Teachers took an interest in me. I was a smart kid, but mischievous. I’d bring my little bean-shooter to school and shoot beans and throw spit wads at people. My second grade teacher, Mrs. Rice, could see that I was bored, so she started bringing in Reader’s Digest. Rather than giving me the spelling words the other kids had, she’d hand me the vocabulary list from Reader’s Digest. When she moved to another elementary school, I wound up getting in trouble. Before long, I was expelled. So I took a bus every day to the school where Mrs. Rice was teaching.
Because my mother, Mrs. Rice and others believed in me, I was the first in my family to graduate from college.
The desire for education once was very strong in the African American community. Now we somehow seem to have developed a culture that celebrates ignorance. I find that to be very disturbing. The thing my parents and grandparents thirsted for most was education. We’ve got to figure out how to rekindle that desire, that thirst for learning that we once had in our communities.

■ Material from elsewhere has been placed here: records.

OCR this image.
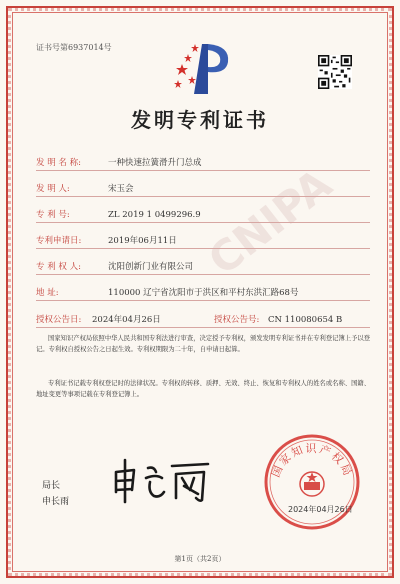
CNIPA
证书号第6937014号
发明专利证书
发 明 名 称:	一种快速拉簧滑升门总成
发 明 人:	宋玉会
专 利 号:	ZL 2019 1 0499296.9
专利申请日:	2019年06月11日
专 利 权 人:	沈阳创新门业有限公司
地 址:	110000 辽宁省沈阳市于洪区和平村东洪汇路68号
授权公告日: 2024年04月26日	授权公告号: CN 110080654 B
国家知识产权局依照中华人民共和国专利法进行审查，决定授予专利权，颁发发明专利证书并在专利登记簿上予以登记。专利权自授权公告之日起生效。专利权期限为二十年，自申请日起算。
专利证书记载专利权登记时的法律状况。专利权的转移、质押、无效、终止、恢复和专利权人的姓名或名称、国籍、地址变更等事项记载在专利登记簿上。
局长
申长雨
国家知识产权局
2024年04月26日
第1页（共2页）
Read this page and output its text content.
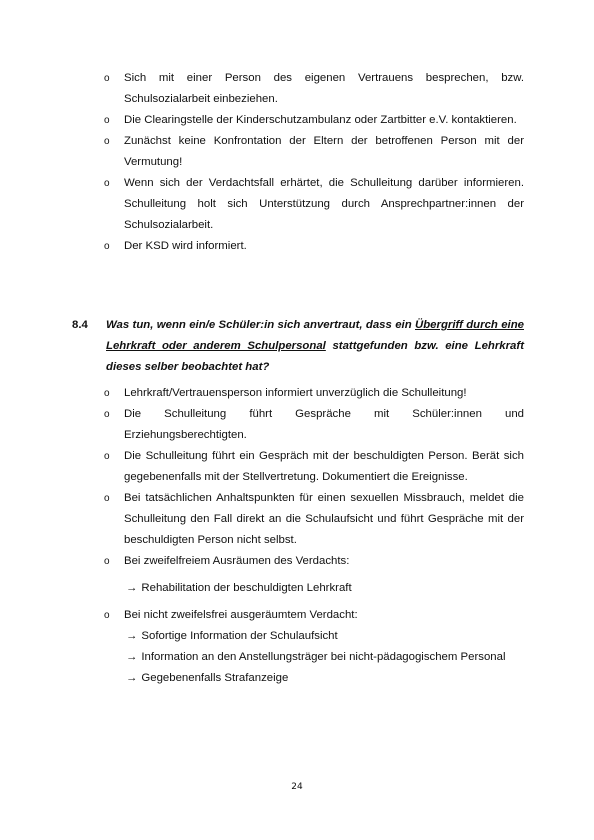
o Sich mit einer Person des eigenen Vertrauens besprechen, bzw. Schulsozialarbeit einbeziehen.
o Die Clearingstelle der Kinderschutzambulanz oder Zartbitter e.V. kontaktieren.
o Zunächst keine Konfrontation der Eltern der betroffenen Person mit der Vermutung!
o Wenn sich der Verdachtsfall erhärtet, die Schulleitung darüber informieren. Schulleitung holt sich Unterstützung durch Ansprechpartner:innen der Schulsozialarbeit.
o Der KSD wird informiert.
8.4 Was tun, wenn ein/e Schüler:in sich anvertraut, dass ein Übergriff durch eine Lehrkraft oder anderem Schulpersonal stattgefunden bzw. eine Lehrkraft dieses selber beobachtet hat?
o Lehrkraft/Vertrauensperson informiert unverzüglich die Schulleitung!
o Die Schulleitung führt Gespräche mit Schüler:innen und Erziehungsberechtigten.
o Die Schulleitung führt ein Gespräch mit der beschuldigten Person. Berät sich gegebenenfalls mit der Stellvertretung. Dokumentiert die Ereignisse.
o Bei tatsächlichen Anhaltspunkten für einen sexuellen Missbrauch, meldet die Schulleitung den Fall direkt an die Schulaufsicht und führt Gespräche mit der beschuldigten Person nicht selbst.
o Bei zweifelfreiem Ausräumen des Verdachts:
→ Rehabilitation der beschuldigten Lehrkraft
o Bei nicht zweifelsfrei ausgeräumtem Verdacht:
→ Sofortige Information der Schulaufsicht
→ Information an den Anstellungsträger bei nicht-pädagogischem Personal
→ Gegebenenfalls Strafanzeige
24
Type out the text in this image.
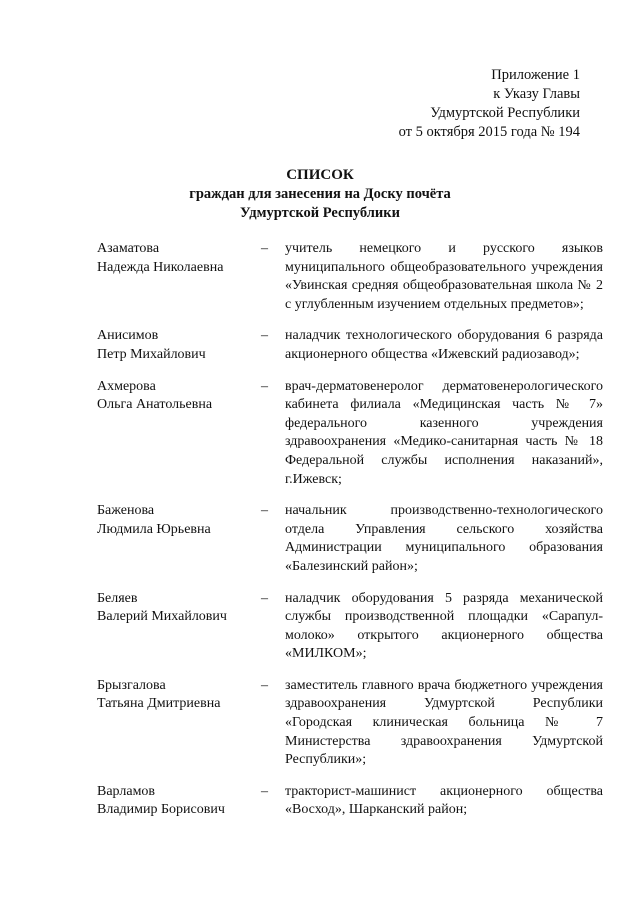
Приложение 1
к Указу Главы
Удмуртской Республики
от 5 октября 2015 года № 194
СПИСОК
граждан для занесения на Доску почёта
Удмуртской Республики
Азаматова
Надежда Николаевна
–	учитель немецкого и русского языков муниципального общеобразовательного учреждения «Увинская средняя общеобразовательная школа № 2 с углубленным изучением отдельных предметов»;
Анисимов
Петр Михайлович
–	наладчик технологического оборудования 6 разряда акционерного общества «Ижевский радиозавод»;
Ахмерова
Ольга Анатольевна
–	врач-дерматовенеролог дерматовенерологического кабинета филиала «Медицинская часть № 7» федерального казенного учреждения здравоохранения «Медико-санитарная часть № 18 Федеральной службы исполнения наказаний», г.Ижевск;
Баженова
Людмила Юрьевна
–	начальник производственно-технологического отдела Управления сельского хозяйства Администрации муниципального образования «Балезинский район»;
Беляев
Валерий Михайлович
–	наладчик оборудования 5 разряда механической службы производственной площадки «Сарапул-молоко» открытого акционерного общества «МИЛКОМ»;
Брызгалова
Татьяна Дмитриевна
–	заместитель главного врача бюджетного учреждения здравоохранения Удмуртской Республики «Городская клиническая больница № 7 Министерства здравоохранения Удмуртской Республики»;
Варламов
Владимир Борисович
–	тракторист-машинист акционерного общества «Восход», Шарканский район;
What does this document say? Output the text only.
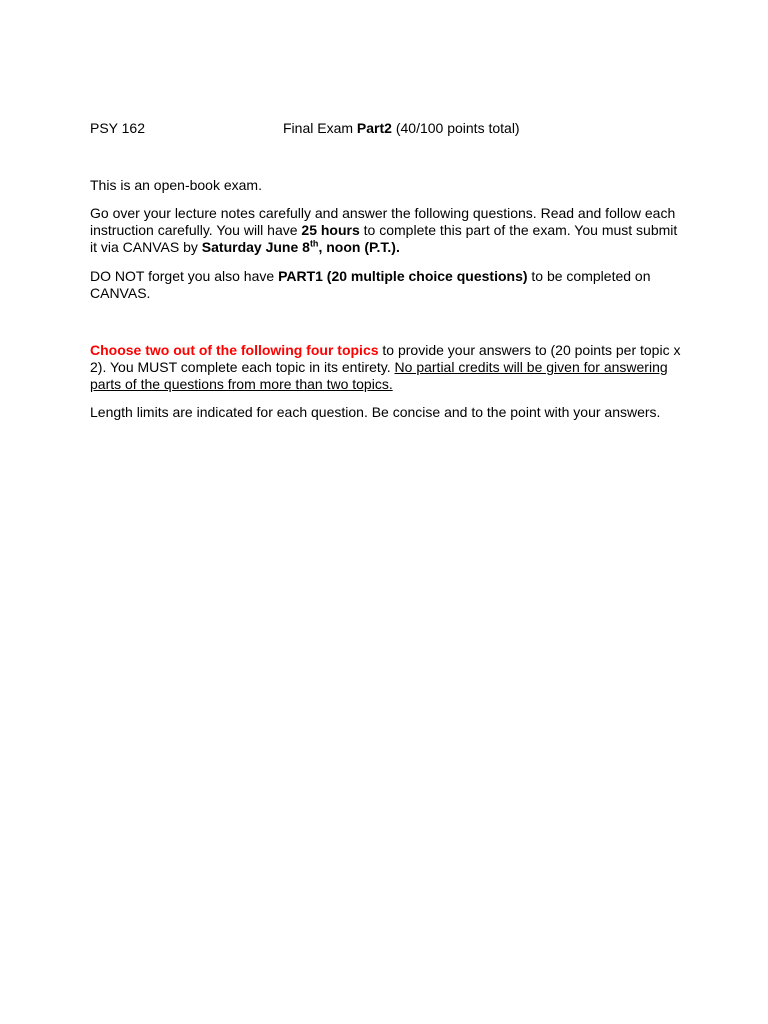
PSY 162	Final Exam Part2 (40/100 points total)

This is an open-book exam.

Go over your lecture notes carefully and answer the following questions. Read and follow each instruction carefully. You will have 25 hours to complete this part of the exam. You must submit it via CANVAS by Saturday June 8th, noon (P.T.).

DO NOT forget you also have PART1 (20 multiple choice questions) to be completed on CANVAS.

Choose two out of the following four topics to provide your answers to (20 points per topic x 2). You MUST complete each topic in its entirety. No partial credits will be given for answering parts of the questions from more than two topics.

Length limits are indicated for each question. Be concise and to the point with your answers.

If we’re going to do something for our communities of color, we have to figure out how to make the public education system work properly, because it’s the one institution that touches the lives of almost every low-income kid. We also have to be thoughtful about how we deal with mischievous kids who may end up being kicked out of school for being “willfully defiant,” which I clearly was, even as a second-grader.
With the BLOOM (Building a Lifetime of Options and Opportunities for Men) Initiative, we’re taking an active, positive interest in young black boys who are at a crossroads. Given the benefit of some intervention and support, these young men can become productive citizens. I’m enthusiastic about it because I can see myself in the youths we’re trying to serve. That’s why I’m bullish that we’ve got to reach more kids, that we can do more, because I know first hand the difference that constructive intervention can make. At the right time in your journey, it can change your direction, your aspirations, your life.
Virgil Roberts is an L.A. attorney, community leader and advisory committee member for the BLOOM Initiative through the California Community Foundation.